The 2002 Metro Atlantic Athletic Conference baseball tournament took place from May 23 through 25, 2002. The top four regular season finishers of the league's teams met in the double-elimination tournament held at Dutchess Stadium in Wappingers Falls, New York. won their third consecutive (and third overall) tournament championship and earned the conference's automatic bid to the 2002 NCAA Division I baseball tournament.

== Seeding ==
The top four teams were seeded one through four based on their conference winning percentage. They then played a double-elimination tournament.

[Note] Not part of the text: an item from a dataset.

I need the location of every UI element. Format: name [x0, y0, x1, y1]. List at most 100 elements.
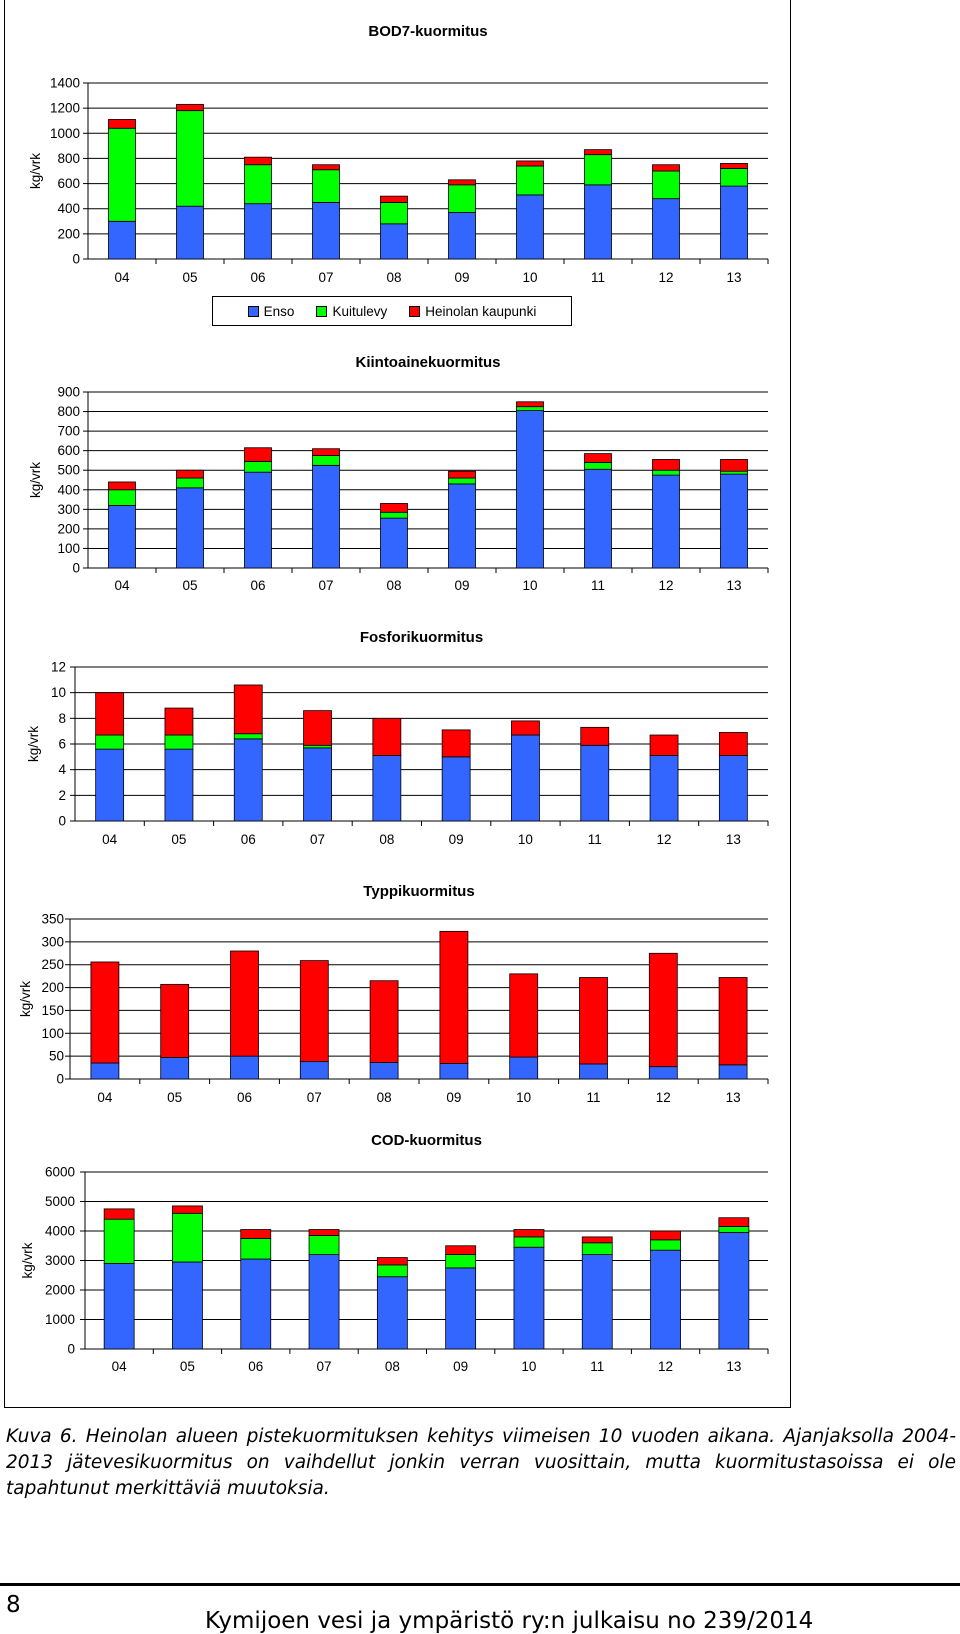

| Team | W | L | PCT | GB | Seed |
|---|---|---|---|---|---|
| Marist | 22 | 5 | .815 | – | 1 |
| Le Moyne | 19 | 7 | .792 | 2.5 | 2 |
| Siena | 17 | 9 | .654 | 4.5 | 3 |
| Rider | 17 | 10 | .630 | 5 | 4 |
| Manhattan | 16 | 11 | .593 | 6 | – |
| Fairfield | 12 | 15 | .444 | 10 | – |
| Iona | 10 | 16 | .385 | 11.5 | – |
| Niagara | 9 | 17 | .346 | 12.5 | – |
| Saint Peter's | 7 | 18 | .280 | 14 | – |
| Canisius | 3 | 24 | .111 | 19 | – |

== All-Tournament Team ==
The following players were named to the All-Tournament Team.

| Name | School |
|---|---|
| Tim Allen | Marist |
| Anthony Aquilino | Le Moyne |
| Anthony Bocchino | Marist |
| Brad Cook | Marist |
| Mark Fisher | Rider |
| Ryan Flinn | Siena |
| Casey Long | Rider |
| John McGorty | Marist |
| Bryan Merrigan | Rider |
| Scott Rich | Rider |

=== Most Valuable Player ===
Mike Sidoti was named Tournament Most Valuable Player. Sidoti batted .417 with 5 RBI for the Tournament, including a 2–5, 3 RBI performance in the final.